Does Male-ness Lead to Sexual Assault and Harassment?

“What’s so important to understand in all of these cases is the social power that’s conferred on [men].” Sherry Hamby

For so long, many victims of sexual violence have found it difficult or impossible to tell their stories. But now, we’re starting to see victims come forward accusing a string of celebrities, politicians, and public figures of multiple sexual assaults. Those cases reflect what we generally see in the dynamics between attackers and their victims: powerful males targeting people — mostly women — who are in vulnerable positions compared to their attackers. But what is it about those gender dynamics that make them so common? What is it about male-ness that leads to this kind of behavior?

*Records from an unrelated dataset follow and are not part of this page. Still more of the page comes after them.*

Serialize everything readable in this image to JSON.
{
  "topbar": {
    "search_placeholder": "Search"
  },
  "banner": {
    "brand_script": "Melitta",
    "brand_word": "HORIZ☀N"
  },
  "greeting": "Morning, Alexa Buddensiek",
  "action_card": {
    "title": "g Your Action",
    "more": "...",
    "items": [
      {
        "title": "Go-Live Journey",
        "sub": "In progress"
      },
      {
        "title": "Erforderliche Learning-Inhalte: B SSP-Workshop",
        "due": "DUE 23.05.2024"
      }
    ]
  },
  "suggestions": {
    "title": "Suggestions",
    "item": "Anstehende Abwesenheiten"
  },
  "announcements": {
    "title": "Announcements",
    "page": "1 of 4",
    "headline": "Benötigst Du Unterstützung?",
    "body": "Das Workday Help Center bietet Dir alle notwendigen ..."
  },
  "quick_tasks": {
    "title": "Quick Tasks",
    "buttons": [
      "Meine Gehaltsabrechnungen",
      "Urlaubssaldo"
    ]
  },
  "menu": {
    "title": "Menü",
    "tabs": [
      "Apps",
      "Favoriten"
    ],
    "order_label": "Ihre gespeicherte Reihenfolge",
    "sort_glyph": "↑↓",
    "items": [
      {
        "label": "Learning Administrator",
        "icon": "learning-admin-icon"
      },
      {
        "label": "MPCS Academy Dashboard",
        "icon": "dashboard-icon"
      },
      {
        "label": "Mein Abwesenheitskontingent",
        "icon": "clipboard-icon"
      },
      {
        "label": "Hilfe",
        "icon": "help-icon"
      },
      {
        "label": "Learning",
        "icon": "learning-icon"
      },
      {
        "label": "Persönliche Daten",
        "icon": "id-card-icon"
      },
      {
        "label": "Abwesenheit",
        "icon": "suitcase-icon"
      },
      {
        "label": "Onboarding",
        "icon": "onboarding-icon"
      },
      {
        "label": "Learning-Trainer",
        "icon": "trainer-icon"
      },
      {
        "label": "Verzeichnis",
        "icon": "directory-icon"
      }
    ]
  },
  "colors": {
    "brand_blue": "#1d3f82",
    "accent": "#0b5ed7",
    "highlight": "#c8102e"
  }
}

Detroit Today host, Stephen Henderson, speaks with Antonia Abbey, professor and Social-Personality Area chair at Wayne State University and incoming editor of “Psychology of Violence,” a multidisciplinary research journal devoted to violence and extreme aggression. She emphasizes the importance of socialized gender roles in sexual assault cases.  

“We have to just think a lot about the way people are taught from early in life to handle situations,” says Abbey. “Men are taught to be more comfortable with their sexual desires, to feel like they should act on them… We’re seeing more outrage about some of this, but still some of the lower level stuff, the street the harassment, the other types of comments that women so more often get than men. Men see other men rewarded for doing that… People laugh as opposed to call you out…We all have to look to ourselves and think about why is this still going on, why did these women have so much trouble coming forward when everybody knew it was happening?”

Henderson also speaks with Sherry Hamby, current editor of Psychology of Violence and director of the Life Paths Appalachian Research Center and research professor at the University of the South. She says that in addition to social programming, physical and social power are also at play.

“Men do have more physical power,” she explains. “Men are on average taller and have more muscle mass than women…Of course what’s so important to understand in all of these cases… is the social power that’s conferred on them… Men have so much more social power in certain situations than women do and these are all very powerful men using their social power so that their physical power becomes secondary.”

With so many powerful men being accused of sexual misconduct, Abbey says it’s important to focus on alternatives to the aggressive male narrative.

“There are a lot of images of masculinity and certainly it’s a predominant one… where power and sex so often go together. But I think we can all think of men we admire that don’t share that profile that we think of as strong men and get their power and use their power in other ways.  So I think there are different images of masculinity that we can strive for and encourage young men to have.”